Ele parecia jovem, porém de séculos passados pelo vocabulário que usava. Era -não sei de fato- mas sim com ela, muito irritante, pessimista, impaciente, inteligente, perturbado, ansioso, perfeccionista, medroso e... triste. Porque depressão era uma palavra que soava pesado, ela preferia não ouvir, talvez até porque também fosse um pouco, na forma mais passiva de seus sorrisos. Ela parecia experiente, mas era apenas porque brincava muito de escrever, e assim a coerência das frases ajudava, mas os erros de português denunciavam.
“-Dislexa!”
Era comum que ele a insultasse, o que era incomum era ela gostar tanto disso. É que ele fazia ela melhorar. E passaram a se ler e escrever quase todos os dias. Se davam bem pelo efeito que os textos dela, pareciam causar nele. Se davam mal pelas causas sem efeito na vida real.

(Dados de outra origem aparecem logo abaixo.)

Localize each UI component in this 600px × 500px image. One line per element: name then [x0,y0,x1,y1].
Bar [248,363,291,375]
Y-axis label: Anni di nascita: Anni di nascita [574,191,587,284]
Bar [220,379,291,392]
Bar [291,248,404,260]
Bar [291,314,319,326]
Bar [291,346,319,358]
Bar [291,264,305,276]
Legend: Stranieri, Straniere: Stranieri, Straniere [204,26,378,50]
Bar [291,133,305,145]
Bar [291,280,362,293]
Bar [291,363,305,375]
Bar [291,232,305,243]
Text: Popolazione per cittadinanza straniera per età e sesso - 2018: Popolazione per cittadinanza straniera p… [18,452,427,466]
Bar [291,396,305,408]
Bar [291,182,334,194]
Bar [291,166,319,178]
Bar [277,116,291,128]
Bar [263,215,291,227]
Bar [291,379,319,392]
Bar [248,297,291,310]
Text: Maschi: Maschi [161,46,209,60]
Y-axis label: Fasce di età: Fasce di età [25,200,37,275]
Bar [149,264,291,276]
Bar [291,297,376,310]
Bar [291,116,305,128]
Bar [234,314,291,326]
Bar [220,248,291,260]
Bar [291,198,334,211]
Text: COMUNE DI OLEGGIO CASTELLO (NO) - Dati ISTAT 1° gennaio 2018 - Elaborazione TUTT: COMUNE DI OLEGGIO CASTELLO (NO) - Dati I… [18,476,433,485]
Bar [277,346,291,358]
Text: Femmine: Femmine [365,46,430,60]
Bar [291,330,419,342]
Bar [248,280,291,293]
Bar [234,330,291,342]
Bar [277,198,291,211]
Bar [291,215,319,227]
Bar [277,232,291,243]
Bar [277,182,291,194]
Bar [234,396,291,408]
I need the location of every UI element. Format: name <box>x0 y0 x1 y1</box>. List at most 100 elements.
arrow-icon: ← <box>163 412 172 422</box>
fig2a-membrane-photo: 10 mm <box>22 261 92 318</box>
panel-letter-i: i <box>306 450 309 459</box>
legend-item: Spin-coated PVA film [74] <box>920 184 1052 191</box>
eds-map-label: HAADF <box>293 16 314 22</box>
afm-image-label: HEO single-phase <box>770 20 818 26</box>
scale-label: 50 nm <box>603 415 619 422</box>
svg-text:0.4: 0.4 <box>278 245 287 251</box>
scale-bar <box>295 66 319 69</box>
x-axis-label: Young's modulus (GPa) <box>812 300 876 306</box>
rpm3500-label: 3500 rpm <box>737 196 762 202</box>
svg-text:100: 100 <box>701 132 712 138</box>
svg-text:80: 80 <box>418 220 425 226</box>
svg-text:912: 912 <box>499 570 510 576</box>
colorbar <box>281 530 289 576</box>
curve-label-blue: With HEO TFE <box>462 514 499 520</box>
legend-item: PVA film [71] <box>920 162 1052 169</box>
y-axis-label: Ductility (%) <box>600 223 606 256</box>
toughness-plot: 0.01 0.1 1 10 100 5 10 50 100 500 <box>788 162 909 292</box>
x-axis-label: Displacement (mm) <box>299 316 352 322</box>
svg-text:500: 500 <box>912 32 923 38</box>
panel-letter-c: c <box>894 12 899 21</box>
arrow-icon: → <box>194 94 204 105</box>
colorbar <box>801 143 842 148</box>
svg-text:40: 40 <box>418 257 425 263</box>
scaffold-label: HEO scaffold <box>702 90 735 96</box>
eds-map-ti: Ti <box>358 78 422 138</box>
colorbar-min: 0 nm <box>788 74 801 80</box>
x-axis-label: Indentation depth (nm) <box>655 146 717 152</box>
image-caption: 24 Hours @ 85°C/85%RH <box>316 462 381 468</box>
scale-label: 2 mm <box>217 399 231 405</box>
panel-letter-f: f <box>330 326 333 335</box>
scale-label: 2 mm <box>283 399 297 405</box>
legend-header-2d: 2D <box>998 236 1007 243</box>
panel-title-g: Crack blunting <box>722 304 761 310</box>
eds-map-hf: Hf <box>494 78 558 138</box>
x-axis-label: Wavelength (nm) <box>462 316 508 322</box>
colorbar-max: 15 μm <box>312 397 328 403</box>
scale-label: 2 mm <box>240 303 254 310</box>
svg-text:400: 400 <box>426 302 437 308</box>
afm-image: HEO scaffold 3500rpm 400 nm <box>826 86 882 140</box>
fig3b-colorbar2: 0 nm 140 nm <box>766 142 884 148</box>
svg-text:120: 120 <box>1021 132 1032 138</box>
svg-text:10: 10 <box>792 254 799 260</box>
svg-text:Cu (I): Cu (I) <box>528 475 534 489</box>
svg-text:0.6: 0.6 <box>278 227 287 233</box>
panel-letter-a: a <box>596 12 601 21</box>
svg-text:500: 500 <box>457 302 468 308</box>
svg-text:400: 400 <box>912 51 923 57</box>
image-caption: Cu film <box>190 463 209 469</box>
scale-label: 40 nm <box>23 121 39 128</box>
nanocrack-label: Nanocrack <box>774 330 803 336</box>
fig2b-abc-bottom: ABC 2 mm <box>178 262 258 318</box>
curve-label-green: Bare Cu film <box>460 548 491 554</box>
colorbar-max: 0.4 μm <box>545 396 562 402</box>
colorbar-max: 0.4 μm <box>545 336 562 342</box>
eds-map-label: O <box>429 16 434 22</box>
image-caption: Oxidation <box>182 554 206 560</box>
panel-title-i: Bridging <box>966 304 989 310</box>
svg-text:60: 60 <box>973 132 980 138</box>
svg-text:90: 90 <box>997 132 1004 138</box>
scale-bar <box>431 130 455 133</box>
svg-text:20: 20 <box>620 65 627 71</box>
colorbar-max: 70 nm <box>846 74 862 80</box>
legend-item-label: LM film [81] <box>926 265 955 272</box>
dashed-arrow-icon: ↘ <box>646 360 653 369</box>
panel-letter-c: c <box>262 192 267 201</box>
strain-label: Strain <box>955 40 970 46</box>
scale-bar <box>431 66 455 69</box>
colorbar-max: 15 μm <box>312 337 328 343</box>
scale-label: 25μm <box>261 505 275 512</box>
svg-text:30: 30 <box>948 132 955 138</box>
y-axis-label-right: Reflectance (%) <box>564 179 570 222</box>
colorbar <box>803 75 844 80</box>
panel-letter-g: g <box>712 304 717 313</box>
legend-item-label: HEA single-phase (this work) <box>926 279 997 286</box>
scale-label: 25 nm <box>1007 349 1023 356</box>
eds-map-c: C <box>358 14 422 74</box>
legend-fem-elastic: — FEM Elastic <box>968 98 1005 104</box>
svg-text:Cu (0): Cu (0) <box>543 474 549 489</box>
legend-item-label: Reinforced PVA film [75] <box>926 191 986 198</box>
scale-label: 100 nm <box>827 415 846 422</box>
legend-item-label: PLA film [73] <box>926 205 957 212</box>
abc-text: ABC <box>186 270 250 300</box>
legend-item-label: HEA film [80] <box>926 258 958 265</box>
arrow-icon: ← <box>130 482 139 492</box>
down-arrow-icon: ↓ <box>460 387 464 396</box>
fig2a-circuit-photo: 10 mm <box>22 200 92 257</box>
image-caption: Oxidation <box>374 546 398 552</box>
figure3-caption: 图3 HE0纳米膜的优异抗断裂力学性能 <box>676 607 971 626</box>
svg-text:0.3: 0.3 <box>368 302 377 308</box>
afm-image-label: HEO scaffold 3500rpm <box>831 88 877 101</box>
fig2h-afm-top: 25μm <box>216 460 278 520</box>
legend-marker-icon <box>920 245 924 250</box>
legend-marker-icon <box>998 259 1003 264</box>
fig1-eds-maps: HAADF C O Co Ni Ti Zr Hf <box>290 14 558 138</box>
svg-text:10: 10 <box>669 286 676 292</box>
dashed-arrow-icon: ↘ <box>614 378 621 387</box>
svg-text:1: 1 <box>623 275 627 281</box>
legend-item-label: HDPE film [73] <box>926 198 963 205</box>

Ela evoluía, diante dos comentários dele e passou a ser mais que bom ser acompanhada por ele, porque ele não a perseguia, apesar de ser muito bonita.
“-Por que passou tanto tempo sem escrever Senhorita? Criei raízes de tanto te esperar.”
Ninguém gosta de escrever com o medo sentado do lado. É que as críticas dele passavam do limite, então o deixou de castigo, pois o problema só podia ser pessoal. E se alguma coisa passava dos limites sendo boa ou má eles determinavam tomar alguns chás de sumiço. Era preciso. Era muito longe. Era muito difícil. Era demorado. Podia ser sofrido. Podia se pouparem. Podiam encontrar alguém mais especial. Podiam se...
“-Sinto falta do meu pai querida.”
Ele disse depois de dizer que ele estava morto. E ela se constrangia sem saber se era o efeito da palavra morto que a remoía, se era a culpa da falta do seu próprio pai que não sentia tanto, ou se o simplório fato de que o que doía nele também lhe doía. Mas não precisava se preocupar muito, pois a distância era considerável e agradável o suficiente para impedir maiores comprometimentos.
“- Te amo, deixa ai enquanto não nos conhecemos.”
O Natal chegou. Qual é a graça dos banquetes natalinos para um vegetariano? Ela se perguntava. Talvez apenas o vinho, lembrou-se da uva que lembrava a itália que lembrava a europa que lembrava existencialismo que lembrava Sartre que lembrava Simone que lembrava Amor: amor livre.
"- O que disse?"
Ela suava enquanto ele provavelmente estaria de meias. Até as estações lhe eram distantes. Mas nada fazia deixarem de ser tão amigos. Depois de tanta asneira compartilhada, ela finalmente conseguiu lhe arrancar o endereço.
"- Eu dizia que a conversa estava tão interessante senhorita, que quase me esqueci de te falar..."
Escreveu então seus melhores sentimentos num papel ecologicamente correto. Não por ser correto, mas por parecer velho. Escrevia pra ele com toda sua alma.
"- Falar o quê pinguim?"
Mas as respostam demoravam a chegar, e quando chegavam eram tardes demais.
“- Coloquei veneno no seu chá querida.”
Era verdade demais pra ser bonito, era platônico. Quem sabe por isso... inesquecível!
(Para um grande amigo e ex amor platônico: Antoine, daquela Senhorita.)